Authors: L. Mahadevan and P. Matsudaira

Publication: Mahadevan, L., and Matsudaira, P. "Motility powered by supramolecular springs and ratchets." Science (2000) vol. 288 (5463) pp. 95-99.

[DOI:10.1126/science.288.5463.95]

Keywords: Brownian motion

Summary

Biological movements are brought about in various ways, and not all of these involve the action of motor proteins. Apart from motor proteins, biological movements can be brought about by components that act like springs and ratchets. Biological springs store potential energy in various protein filament conformations, while biological ratchets act by biasing random Brownian motion and turning it into directional polymerization.


Supramolecular Springs

Figure 1, reproduced from [1]. (A) A spasmoneme spring. (B) Schematic diagram of spring mechanism. Filaments align due to negative charges (blue). Positive calcium (red) neutralizes the charge.
Figure 2, reproduced from [1]. (A) Arrangement of the coiled biological actin spring in marine sperm cells. (B) Close up electron micrograph of actin filaments. (C) Schematic mimics the picture in (B) and shows how actin filaments are over-twisted.

Leeuwenhoek observed in 1676 that small, single-celled organisms on leaves could retract and spring forth repeatedly. It turns out that these quick movements are brought about by rapid calcium ion binding. The mechanism is shown in Figure 1. The spring structure is made from a bundle of filaments held together by negatively charged ions (blue). Contraction of the spring is driven by entropic forces. When calcium ions are released (red), the charge is neutralized and the filaments lose their extended structure, condensing due to entropy.

A second type of spring is observed in some marine invertebrate sperm cells. The spring is made up of a bundle of coiled actin filaments. This is shown in Figure 2. In the coiled state, the actin filaments are over-twisted. A sudden calcium-dependent change in conformation then causes the filaments to untwist and slide past each other, releasing the stored chemical energy.

Even some viruses possess similar spring-like components to inject their DNA into bacterial cells.


Supramolecular Ratchets

Figure 3, reproduced from [1]. (A) Bacterium propels itself out of a cell using actin polymerization. (B) Polymerization of certain sperm proteins can move vesicles. (C) The ratchet action that turns random Brownian motion into directed polymerization.

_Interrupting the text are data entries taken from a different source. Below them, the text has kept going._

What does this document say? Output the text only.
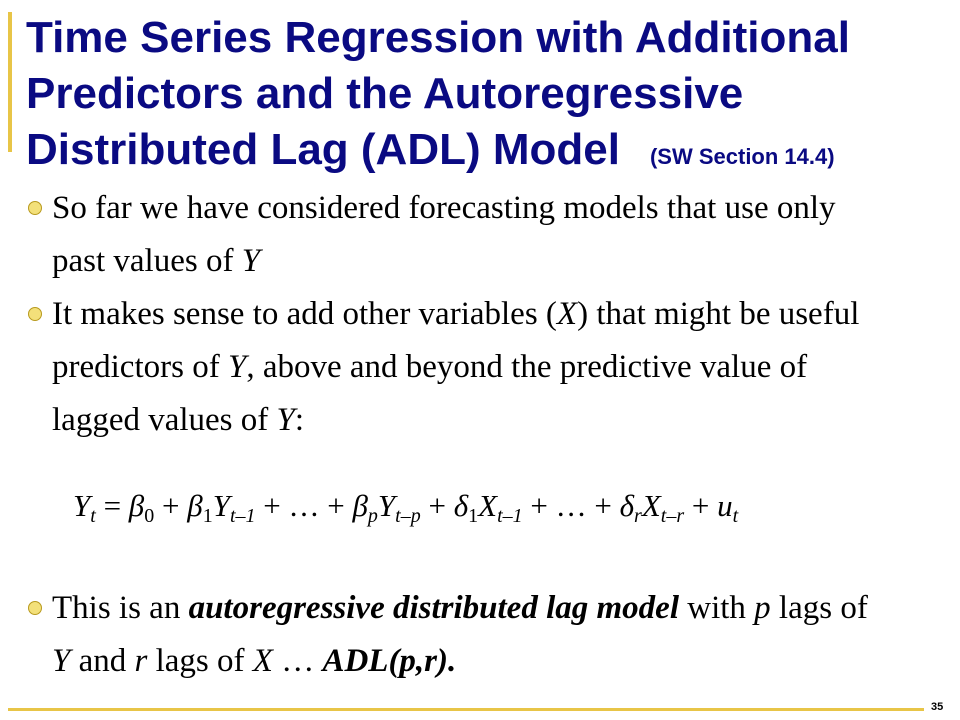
Time Series Regression with Additional
Predictors and the Autoregressive
Distributed Lag (ADL) Model (SW Section 14.4)
So far we have considered forecasting models that use only
past values of Y
It makes sense to add other variables (X) that might be useful
predictors of Y, above and beyond the predictive value of
lagged values of Y:
This is an autoregressive distributed lag model with p lags of
Y and r lags of X … ADL(p,r).
$Y_t = \beta_0 + \beta_1Y_{t-1}$ + … + $\beta_pY_{t-p} + \delta_1X_{t-1}$ + … + $\delta_rX_{t-r} + u_t$
35
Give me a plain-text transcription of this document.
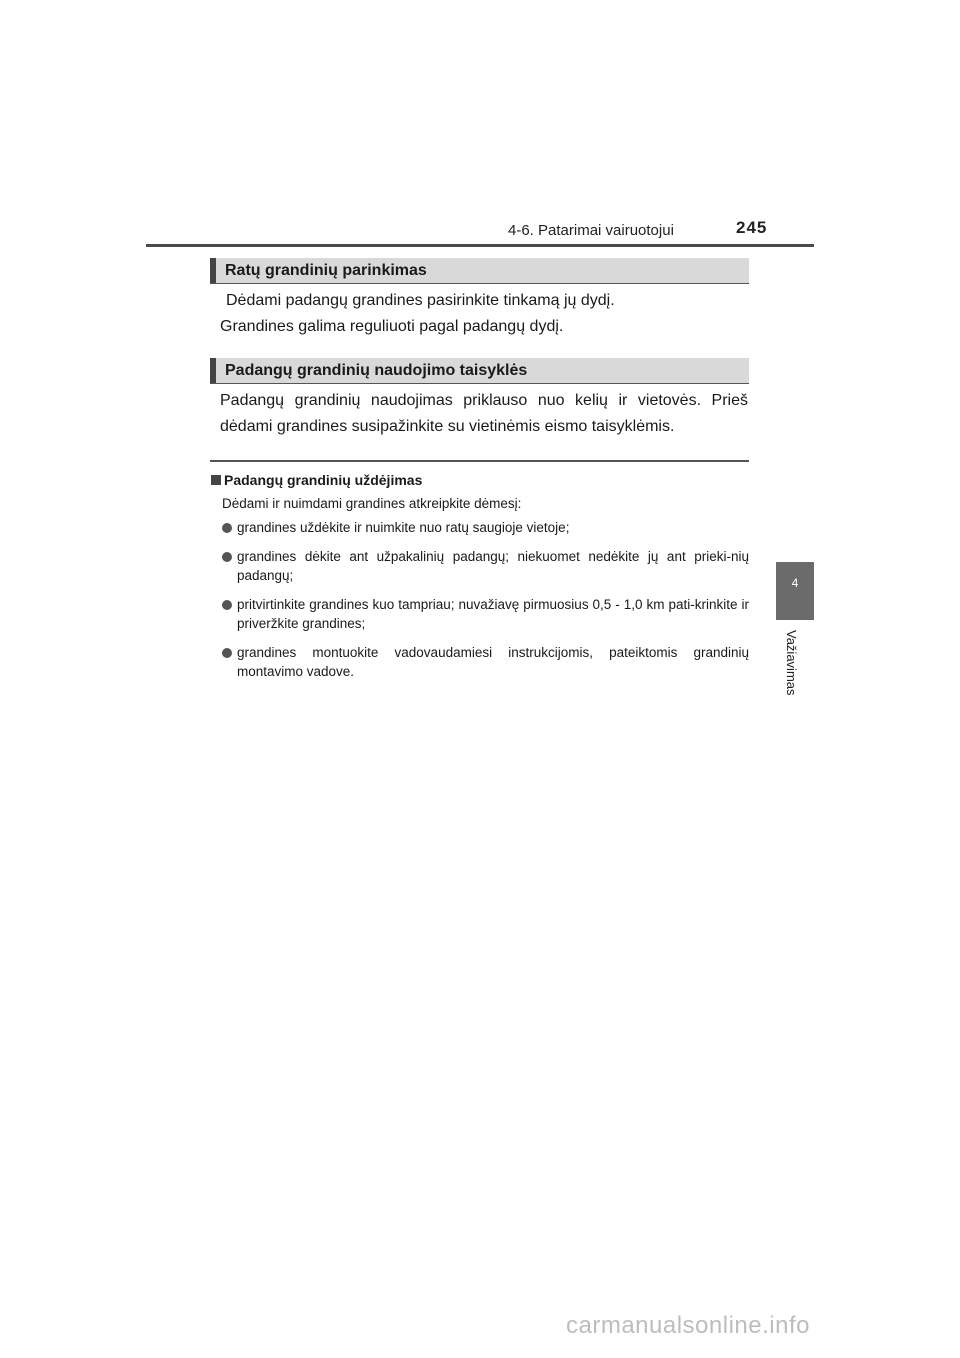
4-6. Patarimai vairuotojui	245
4
Važiavimas
Ratų grandinių parinkimas
Dėdami padangų grandines pasirinkite tinkamą jų dydį.
Grandines galima reguliuoti pagal padangų dydį.
Padangų grandinių naudojimo taisyklės
Padangų grandinių naudojimas priklauso nuo kelių ir vietovės. Prieš dėdami grandines susipažinkite su vietinėmis eismo taisyklėmis.
Padangų grandinių uždėjimas
Dėdami ir nuimdami grandines atkreipkite dėmesį:
grandines uždėkite ir nuimkite nuo ratų saugioje vietoje;
grandines dėkite ant užpakalinių padangų; niekuomet nedėkite jų ant prieki-nių padangų;
pritvirtinkite grandines kuo tampriau; nuvažiavę pirmuosius 0,5 - 1,0 km pati-krinkite ir priveržkite grandines;
grandines montuokite vadovaudamiesi instrukcijomis, pateiktomis grandinių montavimo vadove.
carmanualsonline.info
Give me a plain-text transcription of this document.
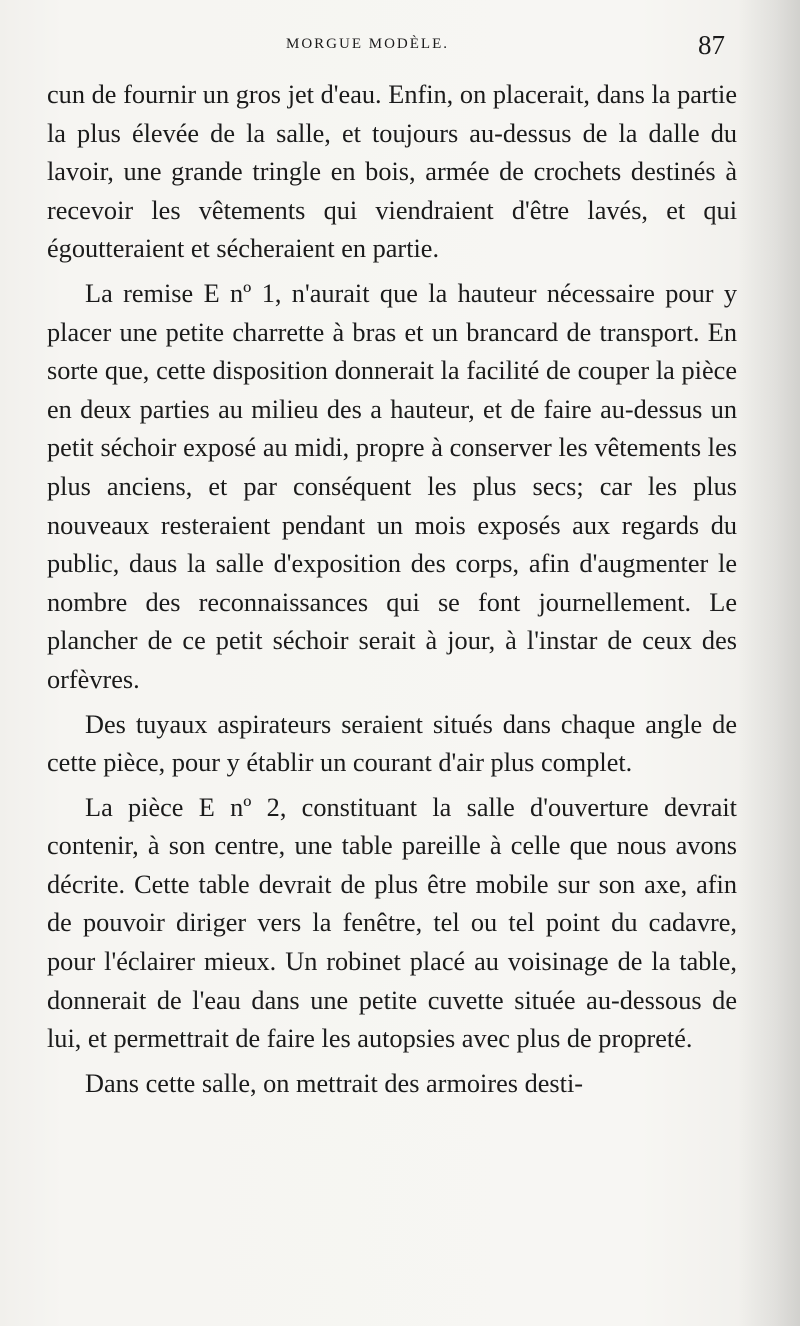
MORGUE MODÈLE.	87

cun de fournir un gros jet d'eau. Enfin, on placerait, dans la partie la plus élevée de la salle, et toujours au-dessus de la dalle du lavoir, une grande tringle en bois, armée de crochets destinés à recevoir les vêtements qui viendraient d'être lavés, et qui égoutteraient et sécheraient en partie.

La remise E nº 1, n'aurait que la hauteur nécessaire pour y placer une petite charrette à bras et un brancard de transport. En sorte que, cette disposition donnerait la facilité de couper la pièce en deux parties au milieu des a hauteur, et de faire au-dessus un petit séchoir exposé au midi, propre à conserver les vêtements les plus anciens, et par conséquent les plus secs; car les plus nouveaux resteraient pendant un mois exposés aux regards du public, daus la salle d'exposition des corps, afin d'augmenter le nombre des reconnaissances qui se font journellement. Le plancher de ce petit séchoir serait à jour, à l'instar de ceux des orfèvres.

Des tuyaux aspirateurs seraient situés dans chaque angle de cette pièce, pour y établir un courant d'air plus complet.

La pièce E nº 2, constituant la salle d'ouverture devrait contenir, à son centre, une table pareille à celle que nous avons décrite. Cette table devrait de plus être mobile sur son axe, afin de pouvoir diriger vers la fenêtre, tel ou tel point du cadavre, pour l'éclairer mieux. Un robinet placé au voisinage de la table, donnerait de l'eau dans une petite cuvette située au-dessous de lui, et permettrait de faire les autopsies avec plus de propreté.

Dans cette salle, on mettrait des armoires desti-
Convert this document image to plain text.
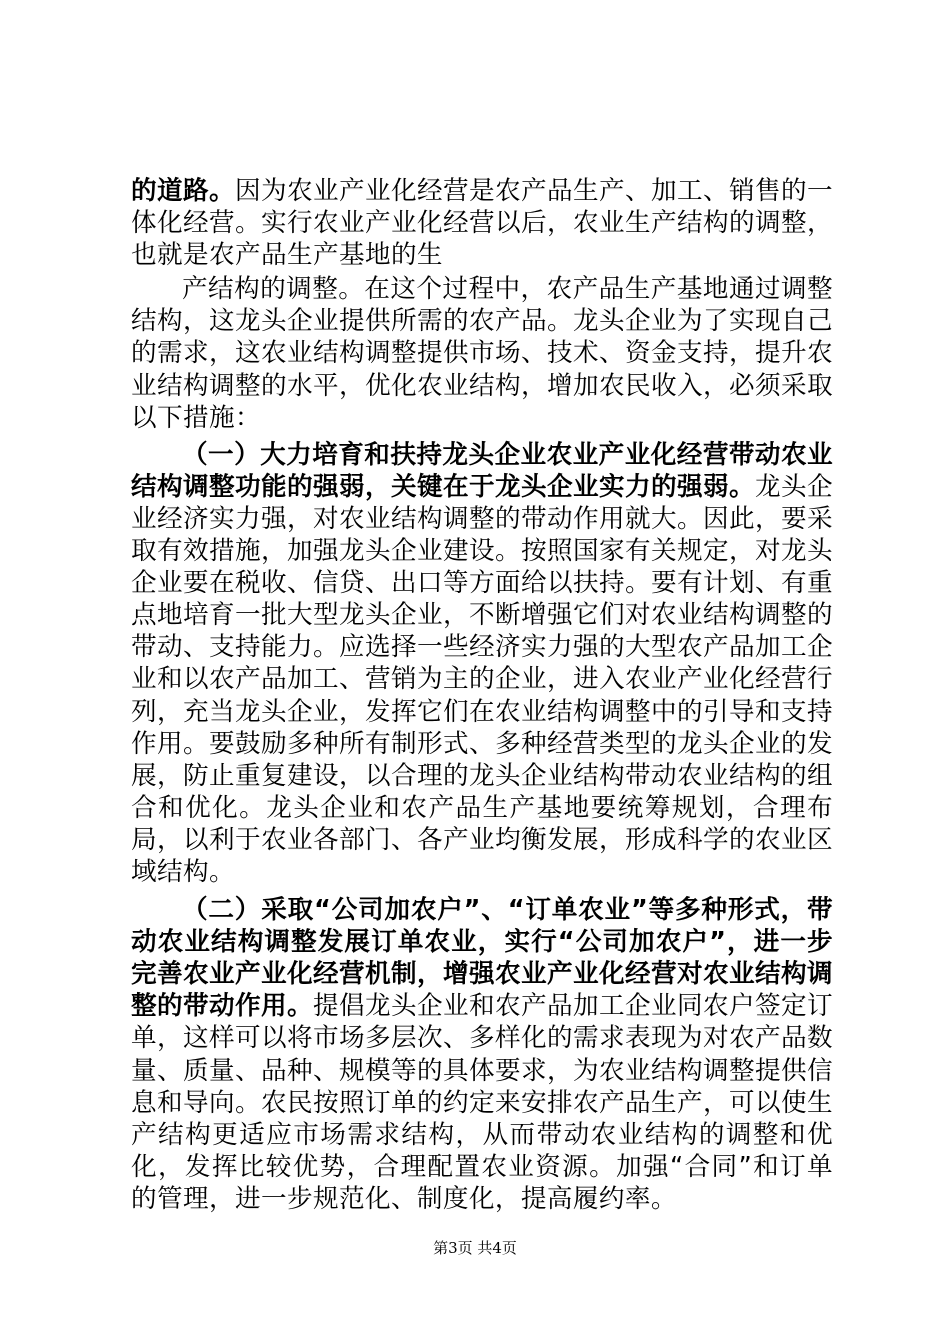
的道路。因为农业产业化经营是农产品生产、加工、销售的一体化经营。实行农业产业化经营以后，农业生产结构的调整，也就是农产品生产基地的生

产结构的调整。在这个过程中，农产品生产基地通过调整结构，这龙头企业提供所需的农产品。龙头企业为了实现自己的需求，这农业结构调整提供市场、技术、资金支持，提升农业结构调整的水平，优化农业结构，增加农民收入，必须采取以下措施：

（一）大力培育和扶持龙头企业农业产业化经营带动农业结构调整功能的强弱，关键在于龙头企业实力的强弱。龙头企业经济实力强，对农业结构调整的带动作用就大。因此，要采取有效措施，加强龙头企业建设。按照国家有关规定，对龙头企业要在税收、信贷、出口等方面给以扶持。要有计划、有重点地培育一批大型龙头企业，不断增强它们对农业结构调整的带动、支持能力。应选择一些经济实力强的大型农产品加工企业和以农产品加工、营销为主的企业，进入农业产业化经营行列，充当龙头企业，发挥它们在农业结构调整中的引导和支持作用。要鼓励多种所有制形式、多种经营类型的龙头企业的发展，防止重复建设，以合理的龙头企业结构带动农业结构的组合和优化。龙头企业和农产品生产基地要统筹规划，合理布局，以利于农业各部门、各产业均衡发展，形成科学的农业区域结构。

（二）采取“公司加农户”、“订单农业”等多种形式，带动农业结构调整发展订单农业，实行“公司加农户”，进一步完善农业产业化经营机制，增强农业产业化经营对农业结构调整的带动作用。提倡龙头企业和农产品加工企业同农户签定订单，这样可以将市场多层次、多样化的需求表现为对农产品数量、质量、品种、规模等的具体要求，为农业结构调整提供信息和导向。农民按照订单的约定来安排农产品生产，可以使生产结构更适应市场需求结构，从而带动农业结构的调整和优化，发挥比较优势，合理配置农业资源。加强“合同”和订单的管理，进一步规范化、制度化，提高履约率。

第3页 共4页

In ratchet systems, motion is driven by polymerization. Polymerizing filaments are cross-linked, forming a gel that provides the force for movement. Certain bacteria can burst out of a cell (see Figure 3) using asymmetric nucleation of host cell actin polymerization on one side of the bacterial cell wall. Part (C) of Figure 3 shows the idea of a Brownian ratchet, where small fluctuations in the position of the moving object (black) allow for the addition of a new monomer at the end of a polymerizing filament. Cross-linking anchors the filament, and constant polymerization prevents the moving object from fluctuating backward. Thus, the random processes of diffusion and object fluctuation are biased to occur in one direction. Filaments act cooperatively to generate force in this way.


Discussion

By organizing proteins into special geometries like filaments and bundles, Nature amplifies small conformational changes into meso- and macroscopic movements. Even though these biological springs and ratchets are based on different proteins, they are usually similar in important ways. Viscous forces and Brownian motion dominate on biological length scales, and motion results either from a rapid release of stored chemical energy (often in metastable protein conformations) or from the slower rectification of polymerization in a specified direction.